I laugh, enjoying our easy banter. Her wit, once so acerbic and judgmental, is now warm and teasing, and as we sit in the car in the water-drenched town, the rain drumming on the roof, I can’t imagine wanting to be anywhere else but here with her now.
“Okay, so maybe that wasn’t my finest hour, but when you’re recognized almost everywhere you go, you’ve got to at least try to fly under the radar. Hence the disguise.” I hold up the plastic bag.
She throws her gaze over my cap and glasses. “Sunglasses on the wettest day of the year.” She shakes her head.
“Just the cap?”
“Just the cap.”
“Here.” I pull another baseball cap from the bag and position it on her head, and she pulls her ponytail through the back. She’s giving off a cute and sexy girl next door vibe, and if it wasn’t for my belly reminding me I haven’t eaten today…well, as much as I want to kiss her right now, I can’t.

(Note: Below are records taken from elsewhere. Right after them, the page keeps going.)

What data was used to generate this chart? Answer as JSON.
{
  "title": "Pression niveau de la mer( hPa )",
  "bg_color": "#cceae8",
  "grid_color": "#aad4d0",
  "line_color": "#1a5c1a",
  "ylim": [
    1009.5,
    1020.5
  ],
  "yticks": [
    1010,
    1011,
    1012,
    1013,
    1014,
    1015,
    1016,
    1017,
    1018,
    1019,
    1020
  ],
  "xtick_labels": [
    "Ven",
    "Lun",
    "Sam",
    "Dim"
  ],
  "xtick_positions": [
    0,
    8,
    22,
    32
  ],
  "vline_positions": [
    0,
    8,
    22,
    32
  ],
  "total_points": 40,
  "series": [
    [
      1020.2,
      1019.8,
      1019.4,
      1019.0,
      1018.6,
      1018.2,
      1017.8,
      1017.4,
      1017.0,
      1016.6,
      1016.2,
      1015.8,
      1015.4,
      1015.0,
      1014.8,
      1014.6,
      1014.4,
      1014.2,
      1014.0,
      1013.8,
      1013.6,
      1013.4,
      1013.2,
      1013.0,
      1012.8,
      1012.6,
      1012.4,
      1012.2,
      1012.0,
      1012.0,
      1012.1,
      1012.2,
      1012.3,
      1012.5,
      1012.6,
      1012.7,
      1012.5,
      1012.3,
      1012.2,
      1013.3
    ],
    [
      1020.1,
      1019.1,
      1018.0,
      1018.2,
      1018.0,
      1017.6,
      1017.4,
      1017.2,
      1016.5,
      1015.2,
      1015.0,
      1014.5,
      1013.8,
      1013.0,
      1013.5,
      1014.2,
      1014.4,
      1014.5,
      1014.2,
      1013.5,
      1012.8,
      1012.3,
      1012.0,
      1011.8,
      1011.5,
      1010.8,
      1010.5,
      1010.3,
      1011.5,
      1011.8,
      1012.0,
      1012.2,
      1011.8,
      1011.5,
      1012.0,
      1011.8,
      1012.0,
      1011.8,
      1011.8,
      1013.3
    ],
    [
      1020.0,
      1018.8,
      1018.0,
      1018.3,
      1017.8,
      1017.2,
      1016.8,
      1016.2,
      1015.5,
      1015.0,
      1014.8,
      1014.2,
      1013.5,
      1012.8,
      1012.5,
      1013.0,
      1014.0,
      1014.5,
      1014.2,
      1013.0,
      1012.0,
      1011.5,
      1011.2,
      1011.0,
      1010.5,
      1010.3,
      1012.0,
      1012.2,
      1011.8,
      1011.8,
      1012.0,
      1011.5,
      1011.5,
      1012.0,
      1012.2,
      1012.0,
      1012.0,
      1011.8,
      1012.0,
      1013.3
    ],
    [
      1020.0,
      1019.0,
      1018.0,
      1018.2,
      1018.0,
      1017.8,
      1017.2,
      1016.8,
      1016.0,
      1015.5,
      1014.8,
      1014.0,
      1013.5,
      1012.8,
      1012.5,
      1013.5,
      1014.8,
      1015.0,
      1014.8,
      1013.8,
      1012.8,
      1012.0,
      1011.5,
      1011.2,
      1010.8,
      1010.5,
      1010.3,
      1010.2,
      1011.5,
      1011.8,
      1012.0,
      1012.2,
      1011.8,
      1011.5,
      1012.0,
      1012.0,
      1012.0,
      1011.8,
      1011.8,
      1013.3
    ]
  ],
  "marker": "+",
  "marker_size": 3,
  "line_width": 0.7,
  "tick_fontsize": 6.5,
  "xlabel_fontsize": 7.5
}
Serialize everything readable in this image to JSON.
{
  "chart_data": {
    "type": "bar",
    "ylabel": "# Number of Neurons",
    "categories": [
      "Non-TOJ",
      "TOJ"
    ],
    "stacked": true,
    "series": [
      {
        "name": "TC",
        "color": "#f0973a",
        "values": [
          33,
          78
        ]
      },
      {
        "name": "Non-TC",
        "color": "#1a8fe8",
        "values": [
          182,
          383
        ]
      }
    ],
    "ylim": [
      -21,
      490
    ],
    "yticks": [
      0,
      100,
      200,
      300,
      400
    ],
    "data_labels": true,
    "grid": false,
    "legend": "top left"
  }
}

I clip a leash on Toffee’s collar and climb out of the car, immediately noticing the sweater stops short of my belt, exposing a line of skin.
Fabiana raises her eyebrows at me, her lips twitching.
“You’re the one who chose this top.”
“And you’re the one making it look so fetching,” she teases.
I hold an umbrella aloft for Toffee to sniff and do what she needs to do beside a tree, and then the three of us dash inside the café. Instantly the aroma of freshly brewed coffee and baked goods hits my senses, and my belly rumbles once more in approval.
The place is almost empty but for a couple of elderly men sipping espresso, and a woman knitting at a table on her own at the back.
“Is it okay if I bring my dog in here?” I ask a man in his sixties behind the counter, his beard salt and pepper, his hair balding.
He throws his gaze over my pink sweater and cap. “Of course. We can have a bowl of water brought out for him.”
“She might want something to eat, too.”
The man’s bushy eyebrows pull together. “Bacon?”
I’m pretty sure bacon isn’t usual canine fare, but Toffee would be more than happy to break with tradition. “She would love that. Thank you.”
“Take a seat. Anywhere you like,” he says.
We thank him and then find a table by the window. Toffee instantly gets her leash tied in knots around the leg of my chair and then gives up and lies down.
“Do they know if your grandmother’s broken her ankle?” I ask.
“She’s being x-rayed soon. She’s in good spirits, considering.”
“I’m glad to hear it. We’ll be there in a few hours, if the weather plays ball.” I peer out at the storm, which shows zero signs of letting up.
“I hope so, although I’m not as worried as I was, now that we’ve spoken.”
“And she’s got her Mr. Beckman.”
She twists her mouth. “Hmm.”
“What looks good to you?” I ask as I scan the menu.
“All of it?” she suggests, her face lifting in a smile.
“I’m going to start with coffee and a ham and cheese croissant.”
“No baked beans?”
I snicker. “Definitely not.”
She places her menu back on the table. “Sounds good to me. I’ll have the same.”
The man from behind the counter approaches our table, accompanied by a woman of about the same age. Both of them are looking at me, an all too familiar look on their faces. I know what’s coming next.
“Cover blown,” I say under my breath.
“What do you mean?” Fabiana asks as the couple arrives at our table.
The woman urges her husband toward us.
“Err, my wife has something to say,” he mutters, looking thoroughly uncomfortable.
“We are honored to have you in our little town, Your Royal Highness,” the woman says, dipping into a curtsy.
“I knew I should have worn the sunglasses,” I murmur to Fabiana, and she shakes her head, smiling.